И он пошел направо к Сенной.
V
Раскольников пошел вслед за ним.
– Это что! – вскричал Свидригайлов, оборачиваясь, – я ведь, кажется, сказал…
– Это значит то, что я от вас теперь не отстану.
– Что-о-о?
Оба остановились, и оба с минуту глядели друг на друга, как бы меряясь.
– Из всех ваших полупьяных рассказов, – резко отрезал Раскольников, – я заключил положительно, что вы не только не оставили ваших подлейших замыслов на мою сестру, но даже более чем когда-нибудь ими заняты. Мне известно, что сегодня утром сестра моя получила какое-то письмо. Вам все время не сиделось на месте… Вы, положим, могли откопать по дороге какую-нибудь жену; но это ничего не значит. Я желаю удостовериться лично…
Раскольников вряд ли и сам мог определить, чего ему именно теперь хотелось и в чем именно желал он удостовериться лично.
– Вот как! А хотите, я сейчас полицию кликну?
– Кличь!
Они опять постояли с минуту друг перед другом. Наконец лицо Свидригайлова изменилось. Удостоверившись, что Раскольников не испугался угрозы, он принял вдруг самый веселый и дружеский вид.
– Ведь этакой! Я нарочно о вашем деле с вами не заговаривал, хоть меня, разумеется, мучит любопытство. Дело фантастическое. Отложил было до другого раза, да, право, вы способны и мертвого раздразнить… Ну, пойдемте, только заранее скажу: я теперь только на минутку домой, чтобы денег захватить; потом запираю квартиру, беру извозчика и на целый вечер на острова. Ну куда же вам за мной?
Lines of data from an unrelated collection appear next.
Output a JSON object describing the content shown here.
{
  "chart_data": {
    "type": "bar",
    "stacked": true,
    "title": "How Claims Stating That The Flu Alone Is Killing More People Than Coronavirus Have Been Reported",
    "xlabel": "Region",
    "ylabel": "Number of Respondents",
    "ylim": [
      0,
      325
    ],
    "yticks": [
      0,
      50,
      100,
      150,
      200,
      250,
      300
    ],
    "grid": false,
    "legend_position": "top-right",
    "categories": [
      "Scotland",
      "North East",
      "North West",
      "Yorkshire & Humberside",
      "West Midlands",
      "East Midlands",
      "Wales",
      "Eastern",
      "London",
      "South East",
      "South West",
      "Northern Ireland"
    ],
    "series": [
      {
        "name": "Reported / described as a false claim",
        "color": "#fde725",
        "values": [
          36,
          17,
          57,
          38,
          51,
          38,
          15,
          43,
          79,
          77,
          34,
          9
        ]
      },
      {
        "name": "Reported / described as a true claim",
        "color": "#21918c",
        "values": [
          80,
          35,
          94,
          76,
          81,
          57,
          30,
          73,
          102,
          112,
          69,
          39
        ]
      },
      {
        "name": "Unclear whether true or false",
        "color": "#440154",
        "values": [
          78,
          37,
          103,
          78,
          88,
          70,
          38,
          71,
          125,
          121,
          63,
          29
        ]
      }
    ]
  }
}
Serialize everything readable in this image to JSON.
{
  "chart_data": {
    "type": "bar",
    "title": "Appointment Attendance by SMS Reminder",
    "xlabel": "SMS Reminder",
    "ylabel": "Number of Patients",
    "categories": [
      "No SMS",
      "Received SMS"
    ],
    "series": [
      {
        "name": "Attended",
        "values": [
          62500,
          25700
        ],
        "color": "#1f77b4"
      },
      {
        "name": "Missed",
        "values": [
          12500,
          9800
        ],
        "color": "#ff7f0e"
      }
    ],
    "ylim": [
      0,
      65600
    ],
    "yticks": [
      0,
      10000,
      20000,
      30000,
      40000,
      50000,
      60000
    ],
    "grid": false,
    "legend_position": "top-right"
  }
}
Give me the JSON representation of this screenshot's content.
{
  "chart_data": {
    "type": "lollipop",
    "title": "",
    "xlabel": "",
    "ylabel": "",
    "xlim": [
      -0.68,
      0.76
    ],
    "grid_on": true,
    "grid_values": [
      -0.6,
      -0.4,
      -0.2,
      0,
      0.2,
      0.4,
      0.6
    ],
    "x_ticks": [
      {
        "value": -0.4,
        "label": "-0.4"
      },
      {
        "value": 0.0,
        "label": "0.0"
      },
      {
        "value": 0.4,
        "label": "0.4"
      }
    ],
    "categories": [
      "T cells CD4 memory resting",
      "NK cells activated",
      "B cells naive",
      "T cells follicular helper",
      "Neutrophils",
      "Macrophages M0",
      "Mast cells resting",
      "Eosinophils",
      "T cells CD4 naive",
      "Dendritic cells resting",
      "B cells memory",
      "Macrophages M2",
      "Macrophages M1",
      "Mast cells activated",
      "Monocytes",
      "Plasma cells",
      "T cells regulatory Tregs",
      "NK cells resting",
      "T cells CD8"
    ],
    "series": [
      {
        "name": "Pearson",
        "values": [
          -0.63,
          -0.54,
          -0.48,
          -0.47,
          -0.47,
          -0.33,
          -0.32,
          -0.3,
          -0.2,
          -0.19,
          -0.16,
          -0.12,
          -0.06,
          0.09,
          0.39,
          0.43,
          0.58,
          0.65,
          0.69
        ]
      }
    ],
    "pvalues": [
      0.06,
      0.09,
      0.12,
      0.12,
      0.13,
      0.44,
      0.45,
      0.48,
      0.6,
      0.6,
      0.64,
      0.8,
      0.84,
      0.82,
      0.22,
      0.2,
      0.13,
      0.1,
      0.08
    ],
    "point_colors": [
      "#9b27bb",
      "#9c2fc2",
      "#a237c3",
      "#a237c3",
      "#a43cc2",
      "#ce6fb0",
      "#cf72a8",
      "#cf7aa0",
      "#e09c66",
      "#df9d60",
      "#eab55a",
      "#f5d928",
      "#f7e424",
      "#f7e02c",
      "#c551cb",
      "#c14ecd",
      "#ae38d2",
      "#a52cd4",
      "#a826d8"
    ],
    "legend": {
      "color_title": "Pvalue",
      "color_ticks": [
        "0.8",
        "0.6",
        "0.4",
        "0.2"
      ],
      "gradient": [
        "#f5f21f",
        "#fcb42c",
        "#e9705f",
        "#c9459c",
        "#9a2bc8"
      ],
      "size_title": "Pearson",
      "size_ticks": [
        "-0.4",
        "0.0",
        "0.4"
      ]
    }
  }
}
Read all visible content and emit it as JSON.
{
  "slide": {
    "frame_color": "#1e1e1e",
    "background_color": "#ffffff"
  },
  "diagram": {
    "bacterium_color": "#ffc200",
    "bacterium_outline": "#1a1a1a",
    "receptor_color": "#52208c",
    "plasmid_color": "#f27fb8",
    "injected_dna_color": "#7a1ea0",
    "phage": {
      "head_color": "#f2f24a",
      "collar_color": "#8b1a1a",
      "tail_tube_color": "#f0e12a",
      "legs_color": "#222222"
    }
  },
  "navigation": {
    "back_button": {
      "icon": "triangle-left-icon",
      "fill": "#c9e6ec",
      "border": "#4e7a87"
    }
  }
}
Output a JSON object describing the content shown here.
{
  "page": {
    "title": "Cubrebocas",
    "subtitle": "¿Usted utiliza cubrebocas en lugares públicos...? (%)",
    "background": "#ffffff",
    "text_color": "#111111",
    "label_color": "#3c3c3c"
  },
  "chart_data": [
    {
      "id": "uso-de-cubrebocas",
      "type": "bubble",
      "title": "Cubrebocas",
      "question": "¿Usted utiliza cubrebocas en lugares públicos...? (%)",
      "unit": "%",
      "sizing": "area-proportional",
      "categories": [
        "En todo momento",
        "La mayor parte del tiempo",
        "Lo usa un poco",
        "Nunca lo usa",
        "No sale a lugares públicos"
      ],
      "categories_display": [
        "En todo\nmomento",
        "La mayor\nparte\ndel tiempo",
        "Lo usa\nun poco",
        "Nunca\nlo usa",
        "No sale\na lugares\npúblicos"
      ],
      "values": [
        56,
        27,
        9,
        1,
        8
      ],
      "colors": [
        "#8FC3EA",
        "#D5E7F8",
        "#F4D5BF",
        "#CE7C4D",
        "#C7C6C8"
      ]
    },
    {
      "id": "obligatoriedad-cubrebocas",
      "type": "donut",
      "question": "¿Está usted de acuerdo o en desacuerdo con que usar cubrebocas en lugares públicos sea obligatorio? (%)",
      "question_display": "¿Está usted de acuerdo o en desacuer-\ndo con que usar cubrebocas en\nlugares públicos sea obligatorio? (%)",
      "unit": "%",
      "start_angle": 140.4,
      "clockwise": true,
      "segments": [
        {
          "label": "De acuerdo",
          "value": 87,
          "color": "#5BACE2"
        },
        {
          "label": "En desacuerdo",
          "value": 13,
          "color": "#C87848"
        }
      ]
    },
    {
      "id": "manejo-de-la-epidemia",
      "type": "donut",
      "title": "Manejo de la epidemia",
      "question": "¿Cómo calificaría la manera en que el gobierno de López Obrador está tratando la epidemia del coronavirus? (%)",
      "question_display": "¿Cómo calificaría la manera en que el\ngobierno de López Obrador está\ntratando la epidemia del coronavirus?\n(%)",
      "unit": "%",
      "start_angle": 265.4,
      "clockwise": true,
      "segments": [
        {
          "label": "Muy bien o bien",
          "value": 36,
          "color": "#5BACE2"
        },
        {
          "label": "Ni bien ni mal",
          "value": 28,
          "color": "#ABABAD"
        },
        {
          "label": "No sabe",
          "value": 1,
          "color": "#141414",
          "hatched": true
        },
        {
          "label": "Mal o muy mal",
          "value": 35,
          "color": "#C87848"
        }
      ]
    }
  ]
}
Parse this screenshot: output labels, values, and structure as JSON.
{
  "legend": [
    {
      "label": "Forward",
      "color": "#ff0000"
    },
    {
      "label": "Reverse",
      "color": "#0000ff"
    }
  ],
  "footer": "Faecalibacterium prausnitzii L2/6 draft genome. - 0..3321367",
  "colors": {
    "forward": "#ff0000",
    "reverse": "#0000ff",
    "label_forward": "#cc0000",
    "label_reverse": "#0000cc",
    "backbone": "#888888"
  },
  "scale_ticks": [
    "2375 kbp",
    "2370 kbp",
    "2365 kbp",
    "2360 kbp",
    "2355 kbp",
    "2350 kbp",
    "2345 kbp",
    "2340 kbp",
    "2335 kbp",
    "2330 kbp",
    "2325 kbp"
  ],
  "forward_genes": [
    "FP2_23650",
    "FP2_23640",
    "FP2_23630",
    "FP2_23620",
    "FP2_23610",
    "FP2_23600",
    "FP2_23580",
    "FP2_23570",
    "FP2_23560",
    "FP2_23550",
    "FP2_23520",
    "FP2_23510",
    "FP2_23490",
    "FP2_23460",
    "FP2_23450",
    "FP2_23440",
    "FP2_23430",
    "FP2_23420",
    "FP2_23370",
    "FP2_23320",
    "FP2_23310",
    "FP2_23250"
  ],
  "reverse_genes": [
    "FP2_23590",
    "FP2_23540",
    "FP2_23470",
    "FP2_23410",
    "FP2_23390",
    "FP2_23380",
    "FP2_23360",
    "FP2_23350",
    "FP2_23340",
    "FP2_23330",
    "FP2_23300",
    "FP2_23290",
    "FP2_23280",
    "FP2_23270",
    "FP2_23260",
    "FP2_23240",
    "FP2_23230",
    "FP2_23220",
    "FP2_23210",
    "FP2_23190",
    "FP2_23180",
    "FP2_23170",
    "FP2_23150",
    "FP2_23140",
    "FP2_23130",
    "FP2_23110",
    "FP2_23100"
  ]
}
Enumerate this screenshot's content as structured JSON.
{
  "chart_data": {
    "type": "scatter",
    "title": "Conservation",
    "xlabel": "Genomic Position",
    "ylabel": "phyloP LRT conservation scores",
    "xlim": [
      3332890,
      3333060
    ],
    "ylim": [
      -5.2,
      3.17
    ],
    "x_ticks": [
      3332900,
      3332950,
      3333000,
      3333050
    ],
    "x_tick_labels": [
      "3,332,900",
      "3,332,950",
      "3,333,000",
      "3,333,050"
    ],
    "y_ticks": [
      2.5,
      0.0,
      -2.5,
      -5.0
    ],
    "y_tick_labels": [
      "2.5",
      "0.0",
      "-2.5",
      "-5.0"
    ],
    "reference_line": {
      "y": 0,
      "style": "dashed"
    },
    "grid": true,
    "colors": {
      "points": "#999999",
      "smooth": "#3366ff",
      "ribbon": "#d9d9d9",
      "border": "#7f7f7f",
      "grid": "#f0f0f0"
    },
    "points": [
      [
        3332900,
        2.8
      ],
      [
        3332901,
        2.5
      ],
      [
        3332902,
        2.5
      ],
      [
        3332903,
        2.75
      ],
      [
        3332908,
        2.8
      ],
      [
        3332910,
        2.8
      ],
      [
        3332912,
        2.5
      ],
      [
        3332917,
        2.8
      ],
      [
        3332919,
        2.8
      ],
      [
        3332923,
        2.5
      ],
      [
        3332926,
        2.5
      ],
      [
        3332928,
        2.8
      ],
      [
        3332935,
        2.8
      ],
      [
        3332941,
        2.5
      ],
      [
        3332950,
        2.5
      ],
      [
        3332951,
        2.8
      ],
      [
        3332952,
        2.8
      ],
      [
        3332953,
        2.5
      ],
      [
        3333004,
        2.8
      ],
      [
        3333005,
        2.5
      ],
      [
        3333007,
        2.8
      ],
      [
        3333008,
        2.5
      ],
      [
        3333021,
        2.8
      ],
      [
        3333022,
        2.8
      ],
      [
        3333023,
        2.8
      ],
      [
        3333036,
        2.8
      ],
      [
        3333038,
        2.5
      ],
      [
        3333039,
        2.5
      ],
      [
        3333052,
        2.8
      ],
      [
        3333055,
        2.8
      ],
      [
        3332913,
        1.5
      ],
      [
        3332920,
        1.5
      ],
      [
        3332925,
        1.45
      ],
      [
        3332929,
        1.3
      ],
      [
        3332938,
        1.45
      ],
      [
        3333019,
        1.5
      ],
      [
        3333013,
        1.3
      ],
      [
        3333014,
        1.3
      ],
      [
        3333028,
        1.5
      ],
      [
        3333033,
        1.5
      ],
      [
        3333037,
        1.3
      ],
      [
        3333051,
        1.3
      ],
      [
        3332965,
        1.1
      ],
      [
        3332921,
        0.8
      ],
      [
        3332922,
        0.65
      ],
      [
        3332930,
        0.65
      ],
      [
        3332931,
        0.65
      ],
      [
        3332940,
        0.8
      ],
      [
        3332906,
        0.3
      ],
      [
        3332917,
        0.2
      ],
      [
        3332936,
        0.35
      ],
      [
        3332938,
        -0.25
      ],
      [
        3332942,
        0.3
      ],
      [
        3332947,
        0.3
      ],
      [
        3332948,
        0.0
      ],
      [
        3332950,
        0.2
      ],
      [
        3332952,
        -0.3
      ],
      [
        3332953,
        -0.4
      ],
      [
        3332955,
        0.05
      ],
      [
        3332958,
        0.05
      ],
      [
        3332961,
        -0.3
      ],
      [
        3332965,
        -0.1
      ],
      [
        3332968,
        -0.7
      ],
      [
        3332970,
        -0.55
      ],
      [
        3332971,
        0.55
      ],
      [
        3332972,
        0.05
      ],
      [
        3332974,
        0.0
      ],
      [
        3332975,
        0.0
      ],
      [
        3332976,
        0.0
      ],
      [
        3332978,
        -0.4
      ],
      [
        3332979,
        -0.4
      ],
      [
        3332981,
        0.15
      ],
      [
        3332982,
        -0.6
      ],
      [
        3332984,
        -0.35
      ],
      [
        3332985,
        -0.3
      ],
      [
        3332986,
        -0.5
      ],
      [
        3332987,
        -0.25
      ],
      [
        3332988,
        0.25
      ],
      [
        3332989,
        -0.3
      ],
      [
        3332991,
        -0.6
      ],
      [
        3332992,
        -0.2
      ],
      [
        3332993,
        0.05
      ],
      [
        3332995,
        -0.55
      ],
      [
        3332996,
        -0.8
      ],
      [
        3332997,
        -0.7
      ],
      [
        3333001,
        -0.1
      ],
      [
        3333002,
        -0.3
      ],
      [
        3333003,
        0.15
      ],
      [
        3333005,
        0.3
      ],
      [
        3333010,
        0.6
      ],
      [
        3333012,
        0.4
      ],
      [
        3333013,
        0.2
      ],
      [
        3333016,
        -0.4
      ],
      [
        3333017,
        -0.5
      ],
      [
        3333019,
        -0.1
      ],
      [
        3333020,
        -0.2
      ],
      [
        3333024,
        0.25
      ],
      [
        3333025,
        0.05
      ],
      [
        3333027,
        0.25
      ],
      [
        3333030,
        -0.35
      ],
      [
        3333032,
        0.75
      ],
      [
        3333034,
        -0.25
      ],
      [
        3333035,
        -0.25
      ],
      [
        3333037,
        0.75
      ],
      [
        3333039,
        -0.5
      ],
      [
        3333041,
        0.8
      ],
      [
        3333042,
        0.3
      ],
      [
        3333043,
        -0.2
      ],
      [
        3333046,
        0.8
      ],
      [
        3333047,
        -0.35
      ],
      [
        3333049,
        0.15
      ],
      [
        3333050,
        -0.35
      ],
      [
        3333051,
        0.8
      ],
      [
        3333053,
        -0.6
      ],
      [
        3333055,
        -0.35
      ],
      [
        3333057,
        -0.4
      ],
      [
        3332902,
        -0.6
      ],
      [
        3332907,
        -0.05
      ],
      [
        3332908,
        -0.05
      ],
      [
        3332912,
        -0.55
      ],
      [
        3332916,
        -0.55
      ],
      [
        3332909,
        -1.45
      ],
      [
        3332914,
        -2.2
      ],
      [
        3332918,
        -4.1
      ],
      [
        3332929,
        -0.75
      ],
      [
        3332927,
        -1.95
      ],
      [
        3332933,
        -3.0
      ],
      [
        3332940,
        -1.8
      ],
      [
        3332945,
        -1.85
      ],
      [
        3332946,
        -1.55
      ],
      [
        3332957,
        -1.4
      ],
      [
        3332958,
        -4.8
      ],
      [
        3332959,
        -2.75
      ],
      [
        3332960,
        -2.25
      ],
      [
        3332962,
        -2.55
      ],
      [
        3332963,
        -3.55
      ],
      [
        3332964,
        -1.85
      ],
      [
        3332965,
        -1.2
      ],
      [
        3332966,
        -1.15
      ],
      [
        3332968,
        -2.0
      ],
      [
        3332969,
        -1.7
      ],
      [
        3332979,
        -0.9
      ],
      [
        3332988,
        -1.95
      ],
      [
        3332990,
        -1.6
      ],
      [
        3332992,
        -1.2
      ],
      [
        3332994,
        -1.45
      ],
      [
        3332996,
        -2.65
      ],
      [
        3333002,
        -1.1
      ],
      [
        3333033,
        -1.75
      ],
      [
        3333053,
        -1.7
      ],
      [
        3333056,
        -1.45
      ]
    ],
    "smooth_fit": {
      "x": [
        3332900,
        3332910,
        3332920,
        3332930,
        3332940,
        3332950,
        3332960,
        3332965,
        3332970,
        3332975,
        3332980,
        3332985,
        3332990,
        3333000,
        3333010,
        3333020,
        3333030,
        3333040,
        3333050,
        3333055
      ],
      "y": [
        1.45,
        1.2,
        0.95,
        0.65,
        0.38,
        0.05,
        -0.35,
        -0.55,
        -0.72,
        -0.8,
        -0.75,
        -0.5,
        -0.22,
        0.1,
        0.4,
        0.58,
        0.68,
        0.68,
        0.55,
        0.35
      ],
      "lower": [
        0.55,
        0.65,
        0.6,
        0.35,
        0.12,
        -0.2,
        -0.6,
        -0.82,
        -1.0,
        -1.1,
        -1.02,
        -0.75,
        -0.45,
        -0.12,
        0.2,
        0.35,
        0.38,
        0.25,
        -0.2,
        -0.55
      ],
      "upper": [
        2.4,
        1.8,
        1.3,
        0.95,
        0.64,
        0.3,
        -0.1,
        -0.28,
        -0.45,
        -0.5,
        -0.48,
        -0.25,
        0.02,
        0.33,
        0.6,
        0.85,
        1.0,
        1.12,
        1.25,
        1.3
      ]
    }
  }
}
– Я покамест на квартиру, да и то не к вам, а к Софье Семеновне, извиниться, что на похоронах не был.
– Это как вам угодно, но Софьи Семеновны дома нет. Она всех детей отвела к одной даме, к одной знатной даме-старушке, к моей прежней давнишней знакомой и распорядительнице в каких-то сиротских заведениях. Я очаровал эту даму, внеся ей деньги за всех трех птенцов Катерины Ивановны, кроме того и на заведения пожертвовал еще денег; наконец, рассказал ей историю Софьи Семеновны, даже со всеми онерами, ничего не скрывая. Эффект произвело неописанный. Вот почему Софье Семеновне и назначено было явиться сегодня же, прямо в – ую отель, где временно, с дачи, присутствует моя барыня.
– Нужды нет, я все-таки зайду.
– Как хотите, только я-то вам не товарищ; а мне что! Вот мы сейчас и дома. Скажите, я убежден, вы оттого на меня смотрите подозрительно, что я сам был настолько деликатен и до сих пор не беспокоил вас расспросами… вы понимаете? Вам показалось это дело необыкновенным; бьюсь об заклад, что так! Ну вот и будьте после того деликатным.
– И подслушивайте у дверей!
– А, вы про это! – засмеялся Свидригайлов, – да, я бы удивился, если бы, после всего, вы пропустили это без замечания. Ха! ха! Я хоть нечто и понял из того, что вы тогда… там… накуролесили и Софье Семеновне сами рассказывали, но, однако, что ж это такое? Я, может, совсем отсталый человек и ничего уж понимать не могу. Объясните, ради бога, голубчик! Просветите новейшими началами.
– Ничего вы не могли слышать, врете вы все!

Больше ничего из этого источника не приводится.